Twenty four hours from the last dose and 18 hr of fasting, 3 animals of each group were sacrificed through cervical dislocation to find out antitumor, hematological and biochemical parameters and rest of the animals were placed with food and water ad libitum to monitor percentage increase in life span. The below parameters were examined from the sacrificed animals.

Tumor parameters

The ascitic fluid was withdrawn from the peritoneal cavity of the animals and the volume was measured by taking this fluid in a graduated tube (expressed in ml). The packed cell volume was estimated by centrifuging the ascitic fluid at 3000 rpm and noting the volume of the precipitate in ml.

Mean survival time

The mean survival time* = (first death+Last death)/2

*time denoted in d

Percentage increase in life span

The effect of MECR on percentage increases in life span was calculated on the basis of mortality of the experimental mice [11].

ILS (%) = [(Mean survival time of the treated group/Mean survival time of the control group)-1] × 100

Tumor cell count

The ascitic fluid was taken in a WBC pipette and diluted 100 times with WBC fluid. Then a drop of the diluted cell suspension was placed on the Neubauer’s counting chamber and the numbers of cells in the 64 (4 × 16) small squares were counted.

Viable/nonviable tumor cell count

The viability and non viability of the cell was observed by trypan blue assay.
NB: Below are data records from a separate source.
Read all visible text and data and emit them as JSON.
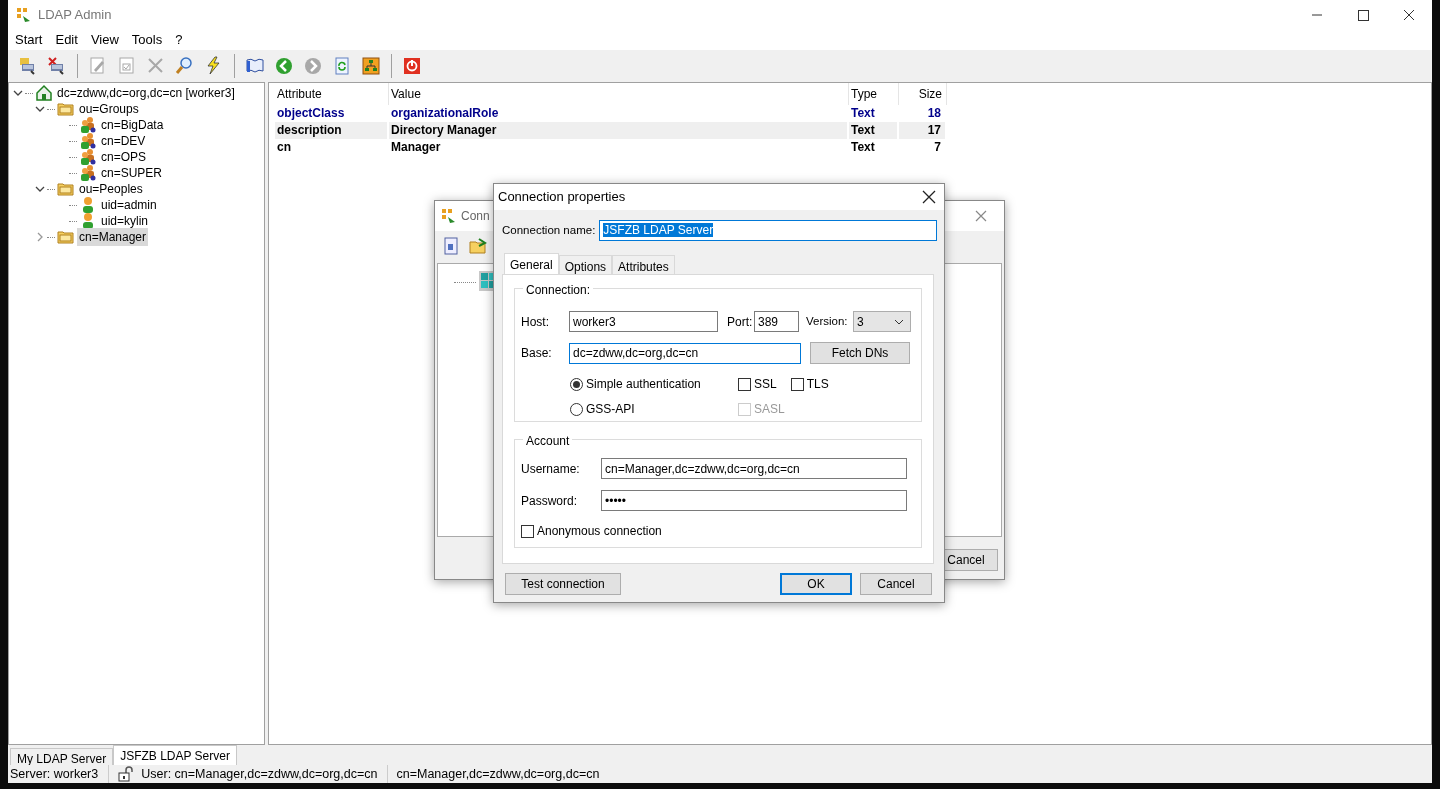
{
  "window": {
    "title": "LDAP Admin"
  },
  "menu": [
    {
      "label": "Start"
    },
    {
      "label": "Edit"
    },
    {
      "label": "View"
    },
    {
      "label": "Tools"
    },
    {
      "label": "?"
    }
  ],
  "toolbar": [
    {
      "kind": "connect",
      "disabled": false
    },
    {
      "kind": "disconnect",
      "disabled": false
    },
    {
      "kind": "separator"
    },
    {
      "kind": "edit",
      "disabled": true
    },
    {
      "kind": "save",
      "disabled": true
    },
    {
      "kind": "delete",
      "disabled": true
    },
    {
      "kind": "search",
      "disabled": false
    },
    {
      "kind": "lightning",
      "disabled": false
    },
    {
      "kind": "separator"
    },
    {
      "kind": "book",
      "disabled": false
    },
    {
      "kind": "back",
      "disabled": false
    },
    {
      "kind": "forward",
      "disabled": true
    },
    {
      "kind": "refresh",
      "disabled": false
    },
    {
      "kind": "tree",
      "disabled": false
    },
    {
      "kind": "separator"
    },
    {
      "kind": "power",
      "disabled": false
    }
  ],
  "tree": [
    {
      "label": "dc=zdww,dc=org,dc=cn [worker3]",
      "kind": "server",
      "expanded": true,
      "selected": false,
      "children": [
        {
          "label": "ou=Groups",
          "kind": "folder",
          "expanded": true,
          "selected": false,
          "children": [
            {
              "label": "cn=BigData",
              "kind": "group",
              "selected": false
            },
            {
              "label": "cn=DEV",
              "kind": "group",
              "selected": false
            },
            {
              "label": "cn=OPS",
              "kind": "group",
              "selected": false
            },
            {
              "label": "cn=SUPER",
              "kind": "group",
              "selected": false
            }
          ]
        },
        {
          "label": "ou=Peoples",
          "kind": "folder",
          "expanded": true,
          "selected": false,
          "children": [
            {
              "label": "uid=admin",
              "kind": "person",
              "selected": false
            },
            {
              "label": "uid=kylin",
              "kind": "person",
              "selected": false
            }
          ]
        },
        {
          "label": "cn=Manager",
          "kind": "folder",
          "expanded": false,
          "selected": true
        }
      ]
    }
  ],
  "table": {
    "columns": [
      "Attribute",
      "Value",
      "Type",
      "Size"
    ],
    "rows": [
      {
        "kind": "objectclass",
        "selected": false,
        "cells": [
          "objectClass",
          "organizationalRole",
          "Text",
          "18"
        ]
      },
      {
        "kind": "plain",
        "selected": true,
        "cells": [
          "description",
          "Directory Manager",
          "Text",
          "17"
        ]
      },
      {
        "kind": "plain",
        "selected": false,
        "cells": [
          "cn",
          "Manager",
          "Text",
          "7"
        ]
      }
    ]
  },
  "server_tabs": [
    {
      "label": "My LDAP Server",
      "selected": false
    },
    {
      "label": "JSFZB LDAP Server",
      "selected": true
    }
  ],
  "status_bar": {
    "server": "Server: worker3",
    "user": "User: cn=Manager,dc=zdww,dc=org,dc=cn",
    "dn": "cn=Manager,dc=zdww,dc=org,dc=cn"
  },
  "back_dialog": {
    "title": "Conn",
    "button": "Cancel"
  },
  "dialog": {
    "title": "Connection properties",
    "connection_name": {
      "label": "Connection name:",
      "value": "JSFZB LDAP Server"
    },
    "tabs": [
      {
        "label": "General",
        "selected": true
      },
      {
        "label": "Options",
        "selected": false
      },
      {
        "label": "Attributes",
        "selected": false
      }
    ],
    "connection": {
      "legend": "Connection:",
      "host_label": "Host:",
      "host": "worker3",
      "port_label": "Port:",
      "port": "389",
      "version_label": "Version:",
      "version": "3",
      "base_label": "Base:",
      "base": "dc=zdww,dc=org,dc=cn",
      "fetch_button": "Fetch DNs",
      "auth": [
        {
          "label": "Simple authentication",
          "selected": true
        },
        {
          "label": "GSS-API",
          "selected": false
        }
      ],
      "options": [
        {
          "label": "SSL",
          "checked": false,
          "disabled": false
        },
        {
          "label": "TLS",
          "checked": false,
          "disabled": false
        },
        {
          "label": "SASL",
          "checked": false,
          "disabled": true
        }
      ]
    },
    "account": {
      "legend": "Account",
      "username_label": "Username:",
      "username": "cn=Manager,dc=zdww,dc=org,dc=cn",
      "password_label": "Password:",
      "password": "•••••",
      "anonymous": {
        "label": "Anonymous connection",
        "checked": false
      }
    },
    "buttons": [
      {
        "label": "Test connection",
        "kind": "secondary"
      },
      {
        "label": "OK",
        "kind": "default"
      },
      {
        "label": "Cancel",
        "kind": "plain"
      }
    ]
  }
}
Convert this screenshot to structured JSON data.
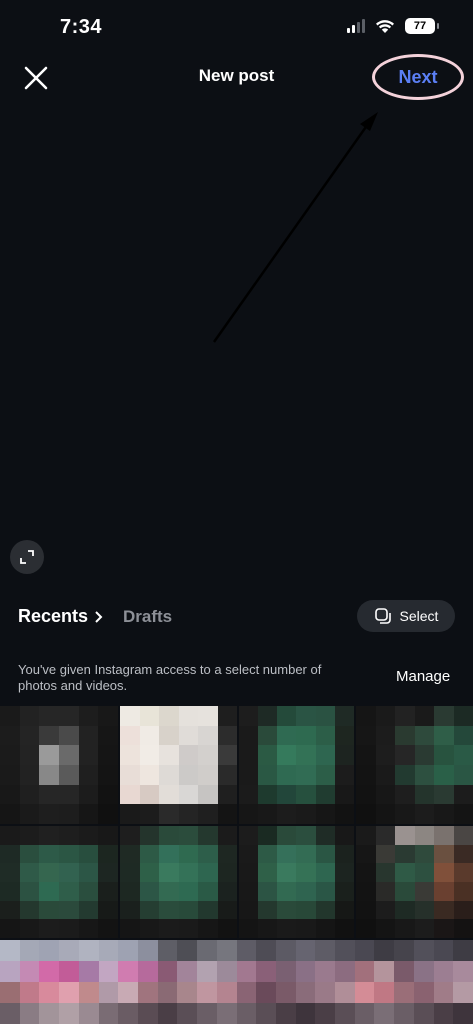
{
  "status_bar": {
    "time": "7:34",
    "battery": "77"
  },
  "header": {
    "title": "New post",
    "next_label": "Next"
  },
  "gallery": {
    "recents_label": "Recents",
    "drafts_label": "Drafts",
    "select_label": "Select",
    "access_notice": "You've given Instagram access to a select number of photos and videos.",
    "manage_label": "Manage"
  },
  "colors": {
    "accent": "#5b7ff5",
    "next_outline": "#f4d2da",
    "background": "#0c0f14"
  },
  "icons": [
    "close-icon",
    "expand-icon",
    "chevron-right-icon",
    "multi-select-icon",
    "wifi-icon",
    "signal-icon",
    "battery-icon"
  ]
}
The cells were stained with trypan blue (0.4 % in normal saline) dye. The cells that didn’t accept the dye were viable and those that took the dye were nonviable. These viable and nonviable cells were counted.

Cell count = Number of cells × dilution factor/Area × thickness of liquid film.

Hematological parameters

Blood was obtained from cardiac puncture that was used for total count of RBC, WBC and hemoglobin by standard method.

Biochemical parameters

Collected blood was set aside for 15 min to allow it to clot and then centrifuged at 5000 rpm for 10 min. The supernatants (serum) were collected and total protein, SGOT, SGPT and SALP were determined using the diagnostic reagent kit (Span Diagnostics Ltd, Surat, India).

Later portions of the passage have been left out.